Specializes in Med-Tele, Internal Med PCU.
do you all think it is necessary for me to follow up with a list of specific behaviors and a plan for each of them, as my instructor instructed?

Yes, it is necessary to follow up with the specific behaviors and plans addressing each of them. It seems to me that this instructor is wanting to help you to overcome your reactionary tendencies. Though this isn't a graded exercise, it will undoubtedly have some consequence, it may even create a professional mentor.

Furthermore, I can see where your angst may be getting the best of you. Being on the bubble academically isn't helping you (or your husband). Learn to relax, listen to what is being taught, and look at your instructors as an asset instead of an enemy. Even instructors that may not personally "like" you are not out to get you, normally they don't want you to fail for many reasons; the paperwork involved, personal and institutional credentialing requirements, professional evaluations, and professionalism are just 4 quick reasons, someone in academics may be able to expand the list.

tiffany331:

As a student many years ago, I had an instructor who was on my case

from the first day of school til I graduated. It didn't make any difference

because she was not going to stop me from reaching my goal. I did go

above her to her superiors and was told there was nothing they could

do. My advice to you is do your best, study hard, take good care of

your patients, and learn as much as you can. School does not always

prepare you for the real world, also notice whats going on around you

when you are doing your practicum. Don't give up you'll be OK.:nurse:

I'm sorry...but I have to chime in. This is just MY opinion....for what it is worth.

Yes, they are your instructors, and yes, you have to learn from them.....BUT that DOES NOT MEAN that you have to be a doormat for them! I think you did right by calling them out on the email that was wrongly sent.

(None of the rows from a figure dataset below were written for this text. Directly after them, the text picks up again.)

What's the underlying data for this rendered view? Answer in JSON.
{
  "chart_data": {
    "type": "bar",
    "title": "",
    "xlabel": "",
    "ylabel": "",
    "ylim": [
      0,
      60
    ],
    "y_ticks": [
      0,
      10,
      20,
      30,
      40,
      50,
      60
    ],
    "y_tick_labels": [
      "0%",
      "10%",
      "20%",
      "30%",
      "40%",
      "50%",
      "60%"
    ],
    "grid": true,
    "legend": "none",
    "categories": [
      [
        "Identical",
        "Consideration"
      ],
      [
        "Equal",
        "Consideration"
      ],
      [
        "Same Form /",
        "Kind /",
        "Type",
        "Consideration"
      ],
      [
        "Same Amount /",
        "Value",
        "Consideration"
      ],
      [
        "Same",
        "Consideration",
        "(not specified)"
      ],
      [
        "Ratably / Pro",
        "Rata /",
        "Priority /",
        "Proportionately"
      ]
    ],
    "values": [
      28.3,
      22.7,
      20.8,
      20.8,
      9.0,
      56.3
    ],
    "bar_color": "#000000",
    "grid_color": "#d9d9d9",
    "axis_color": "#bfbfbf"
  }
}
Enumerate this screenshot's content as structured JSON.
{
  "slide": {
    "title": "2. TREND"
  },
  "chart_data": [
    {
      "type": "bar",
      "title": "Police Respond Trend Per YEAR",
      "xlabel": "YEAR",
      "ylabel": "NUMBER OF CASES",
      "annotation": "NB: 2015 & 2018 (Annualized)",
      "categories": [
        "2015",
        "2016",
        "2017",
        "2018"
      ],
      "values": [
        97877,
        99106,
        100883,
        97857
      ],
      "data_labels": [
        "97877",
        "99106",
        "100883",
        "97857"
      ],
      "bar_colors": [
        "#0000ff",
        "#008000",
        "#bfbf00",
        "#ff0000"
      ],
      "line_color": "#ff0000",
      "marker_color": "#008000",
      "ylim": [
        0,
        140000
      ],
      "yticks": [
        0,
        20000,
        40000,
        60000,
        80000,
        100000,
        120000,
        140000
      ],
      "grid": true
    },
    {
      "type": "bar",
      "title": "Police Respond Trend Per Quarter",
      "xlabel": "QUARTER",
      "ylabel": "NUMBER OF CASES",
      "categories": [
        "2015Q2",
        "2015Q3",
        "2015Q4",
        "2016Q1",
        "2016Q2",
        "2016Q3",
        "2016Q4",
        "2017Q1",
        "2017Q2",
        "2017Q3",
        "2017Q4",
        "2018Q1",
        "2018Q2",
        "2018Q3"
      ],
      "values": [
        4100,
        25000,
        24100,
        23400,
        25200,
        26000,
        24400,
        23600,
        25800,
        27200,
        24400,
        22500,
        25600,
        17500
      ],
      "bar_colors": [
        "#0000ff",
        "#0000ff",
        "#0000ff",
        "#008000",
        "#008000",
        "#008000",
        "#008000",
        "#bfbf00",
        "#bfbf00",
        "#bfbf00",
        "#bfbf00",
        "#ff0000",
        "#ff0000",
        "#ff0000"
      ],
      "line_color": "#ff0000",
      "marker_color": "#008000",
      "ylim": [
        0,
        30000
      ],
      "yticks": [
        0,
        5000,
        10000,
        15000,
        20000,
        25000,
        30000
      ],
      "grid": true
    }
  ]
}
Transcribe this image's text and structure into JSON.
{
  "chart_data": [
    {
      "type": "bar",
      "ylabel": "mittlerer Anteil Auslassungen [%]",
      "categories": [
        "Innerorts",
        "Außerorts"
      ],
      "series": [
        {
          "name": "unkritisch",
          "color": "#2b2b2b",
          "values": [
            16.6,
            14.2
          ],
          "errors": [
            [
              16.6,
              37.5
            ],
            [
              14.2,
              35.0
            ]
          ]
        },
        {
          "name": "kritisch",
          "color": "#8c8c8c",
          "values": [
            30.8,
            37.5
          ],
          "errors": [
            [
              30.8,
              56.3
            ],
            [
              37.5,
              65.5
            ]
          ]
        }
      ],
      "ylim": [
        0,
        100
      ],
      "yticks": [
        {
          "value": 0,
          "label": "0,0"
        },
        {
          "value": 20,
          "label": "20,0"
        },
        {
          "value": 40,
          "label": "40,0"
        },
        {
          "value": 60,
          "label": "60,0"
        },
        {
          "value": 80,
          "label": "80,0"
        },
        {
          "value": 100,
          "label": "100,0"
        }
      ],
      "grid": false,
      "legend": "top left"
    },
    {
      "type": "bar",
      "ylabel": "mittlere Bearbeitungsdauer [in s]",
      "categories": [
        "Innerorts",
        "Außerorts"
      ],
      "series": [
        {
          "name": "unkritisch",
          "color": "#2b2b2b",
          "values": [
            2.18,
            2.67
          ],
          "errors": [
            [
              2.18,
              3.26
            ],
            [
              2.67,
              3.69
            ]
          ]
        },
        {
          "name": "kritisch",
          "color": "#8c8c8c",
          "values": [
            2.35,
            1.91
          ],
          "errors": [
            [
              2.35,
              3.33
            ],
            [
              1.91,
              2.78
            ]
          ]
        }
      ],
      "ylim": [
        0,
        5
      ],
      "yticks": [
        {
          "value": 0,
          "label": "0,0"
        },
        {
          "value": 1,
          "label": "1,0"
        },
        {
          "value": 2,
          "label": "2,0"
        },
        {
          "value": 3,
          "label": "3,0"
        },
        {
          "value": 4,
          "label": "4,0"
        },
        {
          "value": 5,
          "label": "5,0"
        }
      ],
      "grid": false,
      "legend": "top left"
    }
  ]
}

It lets them know that they better be more careful about what they say, and about their actions.

No one deserves to be mistreated or talked badly about....regardless if you are a student or not!!! You are paying for your education...you deserve the best.

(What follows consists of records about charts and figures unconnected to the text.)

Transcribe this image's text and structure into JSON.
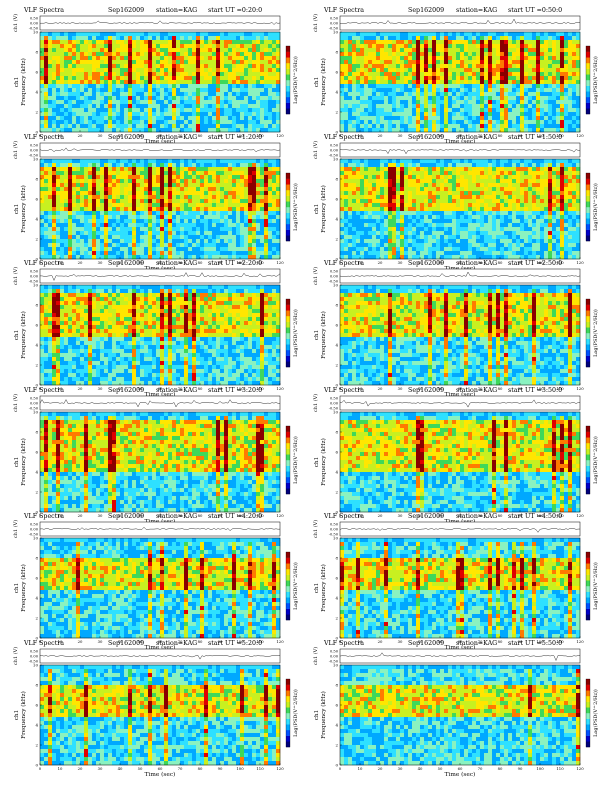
{
  "colors": {
    "scale": [
      "#00007a",
      "#0000c8",
      "#0050ff",
      "#00a8ff",
      "#2ee0ff",
      "#8af2c0",
      "#3ed85a",
      "#c8f020",
      "#ffe600",
      "#ff7a00",
      "#e00000",
      "#8a0000"
    ]
  },
  "labels": {
    "title_product": "VLF Spectra",
    "date": "Sep162009",
    "station": "station=KAG",
    "start_prefix": "start UT",
    "ch_axis": "ch1 (V)",
    "freq_axis": "ch1\nFrequency (kHz)",
    "time_axis": "Time (sec)",
    "colorbar": "Log(PSD(V^2/Hz))"
  },
  "chart_data": [
    {
      "type": "heatmap",
      "start": "=0:20:0",
      "ch_ticks": [
        "0.50",
        "0.00",
        "-0.50"
      ],
      "freq_ticks": [
        "0",
        "2",
        "4",
        "6",
        "8",
        "10"
      ],
      "time_ticks": [
        "0",
        "10",
        "20",
        "30",
        "40",
        "50",
        "60",
        "70",
        "80",
        "90",
        "100",
        "110",
        "120"
      ],
      "xlim": [
        0,
        120
      ],
      "ylim": [
        0,
        10
      ],
      "band": [
        5,
        9
      ]
    },
    {
      "type": "heatmap",
      "start": "=0:50:0",
      "ch_ticks": [
        "0.50",
        "0.00",
        "-0.50"
      ],
      "freq_ticks": [
        "0",
        "2",
        "4",
        "6",
        "8",
        "10"
      ],
      "time_ticks": [
        "0",
        "10",
        "20",
        "30",
        "40",
        "50",
        "60",
        "70",
        "80",
        "90",
        "100",
        "110",
        "120"
      ],
      "xlim": [
        0,
        120
      ],
      "ylim": [
        0,
        10
      ],
      "band": [
        5,
        9
      ]
    },
    {
      "type": "heatmap",
      "start": "=1:20:0",
      "ch_ticks": [
        "0.50",
        "0.00",
        "-0.50"
      ],
      "freq_ticks": [
        "0",
        "2",
        "4",
        "6",
        "8",
        "10"
      ],
      "time_ticks": [
        "0",
        "10",
        "20",
        "30",
        "40",
        "50",
        "60",
        "70",
        "80",
        "90",
        "100",
        "110",
        "120"
      ],
      "xlim": [
        0,
        120
      ],
      "ylim": [
        0,
        10
      ],
      "band": [
        5,
        9
      ]
    },
    {
      "type": "heatmap",
      "start": "=1:50:0",
      "ch_ticks": [
        "0.50",
        "0.00",
        "-0.50"
      ],
      "freq_ticks": [
        "0",
        "2",
        "4",
        "6",
        "8",
        "10"
      ],
      "time_ticks": [
        "0",
        "10",
        "20",
        "30",
        "40",
        "50",
        "60",
        "70",
        "80",
        "90",
        "100",
        "110",
        "120"
      ],
      "xlim": [
        0,
        120
      ],
      "ylim": [
        0,
        10
      ],
      "band": [
        5,
        9
      ]
    },
    {
      "type": "heatmap",
      "start": "=2:20:0",
      "ch_ticks": [
        "0.50",
        "0.00",
        "-0.50"
      ],
      "freq_ticks": [
        "0",
        "2",
        "4",
        "6",
        "8",
        "10"
      ],
      "time_ticks": [
        "0",
        "10",
        "20",
        "30",
        "40",
        "50",
        "60",
        "70",
        "80",
        "90",
        "100",
        "110",
        "120"
      ],
      "xlim": [
        0,
        120
      ],
      "ylim": [
        0,
        10
      ],
      "band": [
        5,
        9
      ]
    },
    {
      "type": "heatmap",
      "start": "=2:50:0",
      "ch_ticks": [
        "0.50",
        "0.00",
        "-0.50"
      ],
      "freq_ticks": [
        "0",
        "2",
        "4",
        "6",
        "8",
        "10"
      ],
      "time_ticks": [
        "0",
        "10",
        "20",
        "30",
        "40",
        "50",
        "60",
        "70",
        "80",
        "90",
        "100",
        "110",
        "120"
      ],
      "xlim": [
        0,
        120
      ],
      "ylim": [
        0,
        10
      ],
      "band": [
        5,
        9
      ]
    },
    {
      "type": "heatmap",
      "start": "=3:20:0",
      "ch_ticks": [
        "0.50",
        "0.00",
        "-0.50"
      ],
      "freq_ticks": [
        "0",
        "2",
        "4",
        "6",
        "8",
        "10"
      ],
      "time_ticks": [
        "0",
        "10",
        "20",
        "30",
        "40",
        "50",
        "60",
        "70",
        "80",
        "90",
        "100",
        "110",
        "120"
      ],
      "xlim": [
        0,
        120
      ],
      "ylim": [
        0,
        10
      ],
      "band": [
        4,
        9
      ]
    },
    {
      "type": "heatmap",
      "start": "=3:50:0",
      "ch_ticks": [
        "0.50",
        "0.00",
        "-0.50"
      ],
      "freq_ticks": [
        "0",
        "2",
        "4",
        "6",
        "8",
        "10"
      ],
      "time_ticks": [
        "0",
        "10",
        "20",
        "30",
        "40",
        "50",
        "60",
        "70",
        "80",
        "90",
        "100",
        "110",
        "120"
      ],
      "xlim": [
        0,
        120
      ],
      "ylim": [
        0,
        10
      ],
      "band": [
        4,
        9
      ]
    },
    {
      "type": "heatmap",
      "start": "=4:20:0",
      "ch_ticks": [
        "0.50",
        "0.00",
        "-0.50"
      ],
      "freq_ticks": [
        "0",
        "2",
        "4",
        "6",
        "8",
        "10"
      ],
      "time_ticks": [
        "0",
        "10",
        "20",
        "30",
        "40",
        "50",
        "60",
        "70",
        "80",
        "90",
        "100",
        "110",
        "120"
      ],
      "xlim": [
        0,
        120
      ],
      "ylim": [
        0,
        10
      ],
      "band": [
        5,
        8
      ]
    },
    {
      "type": "heatmap",
      "start": "=4:50:0",
      "ch_ticks": [
        "0.50",
        "0.00",
        "-0.50"
      ],
      "freq_ticks": [
        "0",
        "2",
        "4",
        "6",
        "8",
        "10"
      ],
      "time_ticks": [
        "0",
        "10",
        "20",
        "30",
        "40",
        "50",
        "60",
        "70",
        "80",
        "90",
        "100",
        "110",
        "120"
      ],
      "xlim": [
        0,
        120
      ],
      "ylim": [
        0,
        10
      ],
      "band": [
        5,
        8
      ]
    },
    {
      "type": "heatmap",
      "start": "=5:20:0",
      "ch_ticks": [
        "0.50",
        "0.00",
        "-0.50"
      ],
      "freq_ticks": [
        "0",
        "2",
        "4",
        "6",
        "8",
        "10"
      ],
      "time_ticks": [
        "0",
        "10",
        "20",
        "30",
        "40",
        "50",
        "60",
        "70",
        "80",
        "90",
        "100",
        "110",
        "120"
      ],
      "xlim": [
        0,
        120
      ],
      "ylim": [
        0,
        10
      ],
      "band": [
        5,
        8
      ]
    },
    {
      "type": "heatmap",
      "start": "=5:50:0",
      "ch_ticks": [
        "0.50",
        "0.00",
        "-0.50"
      ],
      "freq_ticks": [
        "0",
        "2",
        "4",
        "6",
        "8",
        "10"
      ],
      "time_ticks": [
        "0",
        "10",
        "20",
        "30",
        "40",
        "50",
        "60",
        "70",
        "80",
        "90",
        "100",
        "110",
        "120"
      ],
      "xlim": [
        0,
        120
      ],
      "ylim": [
        0,
        10
      ],
      "band": [
        5,
        8
      ]
    }
  ]
}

And as for you needing to "learn" to be professional...well, that's obviously not something your are going to learn from these professors....because according to those emails...they have no concept of what being professional is.

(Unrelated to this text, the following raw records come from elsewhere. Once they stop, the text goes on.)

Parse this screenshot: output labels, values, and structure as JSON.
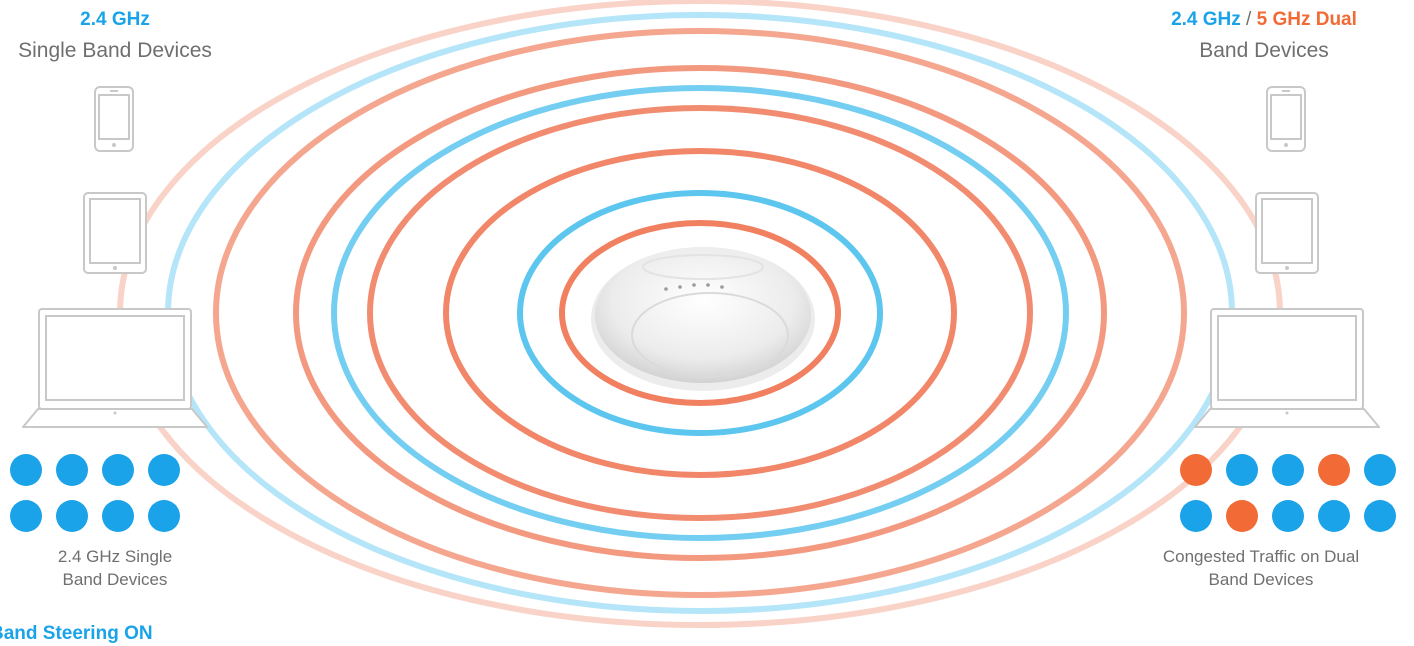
{
  "left": {
    "band_title": "2.4 GHz",
    "subtitle": "Single Band Devices",
    "caption_line1": "2.4 GHz Single",
    "caption_line2": "Band Devices",
    "dots": [
      [
        "blue",
        "blue",
        "blue",
        "blue"
      ],
      [
        "blue",
        "blue",
        "blue",
        "blue"
      ]
    ],
    "footer": "Band Steering ON"
  },
  "right": {
    "band_title_1": "2.4 GHz",
    "separator": " / ",
    "band_title_2": "5 GHz Dual",
    "subtitle": "Band Devices",
    "caption_line1": "Congested Traffic on Dual",
    "caption_line2": "Band Devices",
    "dots": [
      [
        "orange",
        "blue",
        "blue",
        "orange",
        "blue"
      ],
      [
        "blue",
        "orange",
        "blue",
        "blue",
        "blue"
      ]
    ]
  },
  "devices": [
    "phone-icon",
    "tablet-icon",
    "laptop-icon"
  ],
  "access_point_icon": "ceiling-access-point-icon",
  "rings": [
    "orange",
    "blue",
    "orange",
    "orange",
    "blue",
    "orange",
    "orange",
    "blue",
    "orange"
  ],
  "colors": {
    "blue": "#1aa3e8",
    "orange": "#f26a35",
    "text": "#6f6f6f",
    "ring_blue": "#5cc6ef",
    "ring_orange": "#f08060",
    "device_gray": "#c8c8c8"
  }
}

Go into class, and do your very best....EVERY DAY! And just move on.

Again...just my opinion....but I can't stand to see anyway treated like a doormat, and being told to just take it.

NO OFFENSE INTENDED TO ANYONE...:)

rvnburton:

No offense taken. When you are a student, take every bit of advice

you can. Have a blessed day!

School will be very hard for me, for very different reasons. What I say is that I cannot put up with this crap forever, but I CAN put up with it for just one year. My motto might help you as well. It is my motto...my mantra... my first thought every morning. :) Sure its unfair, but its only for a year and the result is SO worth it. In this case, the end (the nursing degree) justifies the means (being a "doormat" if you will and putting up with whatever you need to) Maybe at the end, after having kept quiet and focused for the duration, you'll see the benefit to you of biting your tongue and not jumping the gun.

Specializes in oncology, end-of-life, hospice, CAM.

Try to resist the urge to beat yourself up - while you made some mistakes, you seem to be on the right path. You asked for help from the nursing community. You listened and accepted the advice you were given. And, you eventually came to understand that your initial responses were not the wisest.

What you've learned from this experience is exceedingly valuable. If you take these lessons to heart and carry it with you for your entire nursing career, you will be miles ahead of your cohort.

Knowing very little about you and about your instructors, it seems that you are making too much out of nothing. My take is: hit the delete button; get over it and spend your time getting ready to become an RN. As it is, you are turning all this into a saga... I beginning to feel pity for your peers and professors.